I’m a pretty happy person — generally optimistic and resilient. So I’m actually surprised at how devastated I am today. When Zuccotti Park was raided and dismantled by the NYPD in the early hours of Tuesday morning, I was bummed, certainly. But I wasn’t exactly surprised — as other encampments were destroyed around the country, it became more and more clear that this was not the result of isolated moves by different mayors and police departments. This was the coordinated strategy of the other side, and we had to know they would come for New York too.
And I really didn’t think that getting rid of the encampment would be a movement-killer. Too much cultural change had taken place during the fall. There was no going back. Americans were, as a result of the protests, finally waking up to the realities of class exploitation in this country, and to the potential effectiveness of a protest movement to challenge them. And you can’t really unring that bell.

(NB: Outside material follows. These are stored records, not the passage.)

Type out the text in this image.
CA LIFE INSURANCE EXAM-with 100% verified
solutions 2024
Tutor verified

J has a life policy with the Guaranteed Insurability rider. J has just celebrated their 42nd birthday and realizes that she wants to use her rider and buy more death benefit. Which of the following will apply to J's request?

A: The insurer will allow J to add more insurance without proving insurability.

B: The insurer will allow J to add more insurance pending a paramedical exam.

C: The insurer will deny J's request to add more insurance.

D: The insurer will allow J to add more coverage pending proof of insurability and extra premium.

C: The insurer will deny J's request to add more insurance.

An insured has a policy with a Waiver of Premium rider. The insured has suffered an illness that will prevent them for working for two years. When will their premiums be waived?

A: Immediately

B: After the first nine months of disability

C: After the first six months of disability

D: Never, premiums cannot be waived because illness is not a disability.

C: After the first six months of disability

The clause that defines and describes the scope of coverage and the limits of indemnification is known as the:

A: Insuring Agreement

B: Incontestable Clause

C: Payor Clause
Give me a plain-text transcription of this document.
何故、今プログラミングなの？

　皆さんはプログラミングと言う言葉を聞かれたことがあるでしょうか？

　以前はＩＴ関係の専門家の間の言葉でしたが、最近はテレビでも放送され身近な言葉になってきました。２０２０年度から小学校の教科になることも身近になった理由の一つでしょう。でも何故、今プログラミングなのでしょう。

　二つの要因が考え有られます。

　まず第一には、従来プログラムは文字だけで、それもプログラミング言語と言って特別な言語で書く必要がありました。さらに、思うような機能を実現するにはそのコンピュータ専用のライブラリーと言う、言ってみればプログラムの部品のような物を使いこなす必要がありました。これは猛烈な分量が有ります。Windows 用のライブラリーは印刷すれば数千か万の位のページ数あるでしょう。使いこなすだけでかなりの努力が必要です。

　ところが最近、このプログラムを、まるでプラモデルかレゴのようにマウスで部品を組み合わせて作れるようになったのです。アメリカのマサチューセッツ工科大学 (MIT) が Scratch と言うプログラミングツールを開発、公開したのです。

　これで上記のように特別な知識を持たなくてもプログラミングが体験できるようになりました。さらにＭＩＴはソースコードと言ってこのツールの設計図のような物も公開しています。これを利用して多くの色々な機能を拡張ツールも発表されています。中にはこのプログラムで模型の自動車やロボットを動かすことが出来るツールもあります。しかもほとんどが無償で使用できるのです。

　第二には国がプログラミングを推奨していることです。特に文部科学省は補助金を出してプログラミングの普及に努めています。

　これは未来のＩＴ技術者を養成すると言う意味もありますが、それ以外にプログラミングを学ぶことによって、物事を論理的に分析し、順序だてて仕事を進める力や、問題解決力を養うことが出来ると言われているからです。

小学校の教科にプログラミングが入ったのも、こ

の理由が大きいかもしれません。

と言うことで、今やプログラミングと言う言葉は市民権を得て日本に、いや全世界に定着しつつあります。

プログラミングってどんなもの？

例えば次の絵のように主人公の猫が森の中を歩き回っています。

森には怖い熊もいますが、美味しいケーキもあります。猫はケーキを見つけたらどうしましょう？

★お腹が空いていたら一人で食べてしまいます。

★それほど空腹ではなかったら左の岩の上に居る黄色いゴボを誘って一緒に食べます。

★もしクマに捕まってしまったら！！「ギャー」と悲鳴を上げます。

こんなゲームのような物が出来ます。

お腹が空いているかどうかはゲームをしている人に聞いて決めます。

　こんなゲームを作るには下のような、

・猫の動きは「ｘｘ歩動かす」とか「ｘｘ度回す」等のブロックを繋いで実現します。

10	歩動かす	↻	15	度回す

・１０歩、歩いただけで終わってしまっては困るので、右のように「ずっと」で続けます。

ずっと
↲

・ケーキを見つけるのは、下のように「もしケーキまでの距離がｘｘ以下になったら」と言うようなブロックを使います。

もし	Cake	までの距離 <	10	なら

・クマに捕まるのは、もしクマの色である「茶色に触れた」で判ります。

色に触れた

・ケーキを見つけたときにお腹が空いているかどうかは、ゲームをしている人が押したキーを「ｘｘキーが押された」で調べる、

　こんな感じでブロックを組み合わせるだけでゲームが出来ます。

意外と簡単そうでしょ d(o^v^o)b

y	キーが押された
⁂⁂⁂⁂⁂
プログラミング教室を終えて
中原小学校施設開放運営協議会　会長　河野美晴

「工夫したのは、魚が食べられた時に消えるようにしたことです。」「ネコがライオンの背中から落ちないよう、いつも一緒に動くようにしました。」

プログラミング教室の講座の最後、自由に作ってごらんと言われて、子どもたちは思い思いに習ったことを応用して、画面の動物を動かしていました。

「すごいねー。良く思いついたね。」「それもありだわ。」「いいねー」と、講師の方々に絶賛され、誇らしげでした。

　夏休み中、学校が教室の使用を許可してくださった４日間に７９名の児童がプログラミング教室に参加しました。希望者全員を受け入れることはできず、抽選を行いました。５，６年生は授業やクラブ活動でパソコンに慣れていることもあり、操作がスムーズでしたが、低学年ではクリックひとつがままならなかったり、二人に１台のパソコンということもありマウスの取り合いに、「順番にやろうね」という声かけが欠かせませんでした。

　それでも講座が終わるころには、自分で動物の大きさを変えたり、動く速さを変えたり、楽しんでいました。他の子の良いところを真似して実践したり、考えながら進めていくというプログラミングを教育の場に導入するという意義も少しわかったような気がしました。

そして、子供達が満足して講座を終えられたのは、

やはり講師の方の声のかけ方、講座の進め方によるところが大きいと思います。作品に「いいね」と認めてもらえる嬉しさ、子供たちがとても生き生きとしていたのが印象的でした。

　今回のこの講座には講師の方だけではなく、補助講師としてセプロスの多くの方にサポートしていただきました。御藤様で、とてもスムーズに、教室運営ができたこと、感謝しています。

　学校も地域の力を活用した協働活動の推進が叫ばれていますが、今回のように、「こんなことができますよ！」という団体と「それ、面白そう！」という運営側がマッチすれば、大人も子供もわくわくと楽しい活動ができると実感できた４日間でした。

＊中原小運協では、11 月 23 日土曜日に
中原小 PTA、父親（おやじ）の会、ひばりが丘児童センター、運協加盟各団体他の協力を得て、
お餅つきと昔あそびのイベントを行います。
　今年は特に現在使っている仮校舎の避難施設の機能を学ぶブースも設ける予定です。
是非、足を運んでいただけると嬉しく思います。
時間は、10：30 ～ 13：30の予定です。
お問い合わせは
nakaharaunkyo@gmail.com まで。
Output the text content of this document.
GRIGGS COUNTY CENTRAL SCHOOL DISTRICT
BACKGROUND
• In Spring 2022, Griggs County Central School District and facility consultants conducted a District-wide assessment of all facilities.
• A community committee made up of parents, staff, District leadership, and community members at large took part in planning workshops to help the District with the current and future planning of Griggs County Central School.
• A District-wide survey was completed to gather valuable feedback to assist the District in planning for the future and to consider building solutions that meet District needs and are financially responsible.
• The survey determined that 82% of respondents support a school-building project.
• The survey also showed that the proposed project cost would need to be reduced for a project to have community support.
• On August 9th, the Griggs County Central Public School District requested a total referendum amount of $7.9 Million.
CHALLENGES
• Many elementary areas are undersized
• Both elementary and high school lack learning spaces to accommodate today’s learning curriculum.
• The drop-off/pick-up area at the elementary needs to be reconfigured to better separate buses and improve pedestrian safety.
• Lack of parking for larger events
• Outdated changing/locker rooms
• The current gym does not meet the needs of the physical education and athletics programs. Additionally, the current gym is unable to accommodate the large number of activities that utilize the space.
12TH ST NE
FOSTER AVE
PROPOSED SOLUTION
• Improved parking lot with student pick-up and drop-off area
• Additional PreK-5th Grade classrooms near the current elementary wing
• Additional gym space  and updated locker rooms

Besides, I sensed that the structural limits of an encampment would eventually put a damper on the movement anyway. For one thing, the winter — what a drag that would have been. And the more I heard about the difficulties of living side-by-side in tents, the more I feared that the energy of the protest would be sunk under the weight of the heavy shit that inevitably comes down when people who don’t really know one another share living space.
So the protesters can’t live there. That’s alright, I told myself. I thought of Union Square in the early decades of the 20th century — no one had to move in permanently for it to be a consistently radical political space. I felt sure Zuccotti could morph into something like that, and continue to be a place where people would go to express their critique of the domination of regular folks by corporations and especially by finance capital. And Thursday’s Day of Action, beginning with a pretty bold attempt to disrupt trading at the NYSE and ending with a celebratory march across the Brooklyn Bridge — complete with super cool “Occupy” Bat-Sign laser graffiti on the Verizon building along the way — convinced me that the attempt to repress and “clear out” the movement would, on so many levels, just make it stronger.
And then today, I went to Zuccotti Park. And man, it was bleak. The vibrant, democratic, energetic public space that sparked a massive social movement and a new national conversation was…gone. Just gone. In its place was concrete. Gray concrete. And, in an utter mockery of the idea that the park was cleared of protesters in the interest of ease of public access to enjoying the park, the concrete was surrounded by barricades, with only two openings to get in or out.
The barricades were lined on the outside with NYPD, and patrolled hysterically by yellow-vested private security workers on the inside (“you can’t stand there! you can hold a poster but you CANNOT, I REPEAT, CANNOT set it down next to you! and (my absurd favorite) NO, people can NO LONGER bring food into the park UNLESS IT IS FOR YOU PERSONALLY.” God forbid you should feed anyone).
There were a handful of protesters there. But everyone seemed kind of lost, and the people’s mic announcement of a protest march to Foley Square was pretty anemic. I walked by a sad, defiant little box of books labeled “The People’s Library,” in the spot the People’s Library — basically the coolest, most vibrant and happening book(non)store I’d ever been in — had occupied. I couldn’t believe how small the park looked without all the energy, all the hope, all the conversation, all the politics, all the food, all the speeches, all the tour buses going by with people up top putting their fists into the air and giving the peace sign in solidarity and celebration. I saw a tour bus pass the park again today. Those riding up top looked as glum as those of us inside the park.
I’m an optimist. I know the Empire always strikes back, but I believe that the light side of the force emerges victorious in the end. And I’m sure I’ll feel better tomorrow. But the blunt force of repression, politically risky as it is, comes down because, quite simply, it has its own, very serious efficacy. It works. It snuffs out. Not forever…the return of the repressed is inevitable. But in the meantime, a space that was alive with hope and energy and possibility is dead.
I’ve always been more concerned with time than with space. As in, I study the collective withdrawal of the labor time supplied to capital as both a means to an end — higher wages and more leverage through restriction of supply relative to demand — and as an end in itself — free time for people to really live. I’ve actually never really thought that space was the most politically important angle. But Zuccotti has taught me otherwise, and I know I’m not alone.
The thousands of people who showed up to kick it in Liberty Square every day came to make their voices heard, but they also came because there is a real hunger for an open, radically democratic, politically vibrant public space that the park fed. Most of the spaces of everyday life scream, “if you’re not working or buying something, move it along!” (Former exceptions like college campuses are being colonized by the forces of standardization and alienated work more and more every day — “stop that useless thinking! get to work!”) Zuccotti seems like a dream now, a magical moment, a powerful memory. I hope the memory continues to inspire people not just to stand up for themselves, for people before profit, in their communities and their workplaces, but also to continue to create spaces of freedom inside the everyday functioning of the profit machine. Lord knows we need it.
La lucha sigue, si. You cannot evict an idea whose time has come, yes. But when there is a loss, you grieve. Only then do Joe Hill’s words really resonate: “don’t mourn, organize.”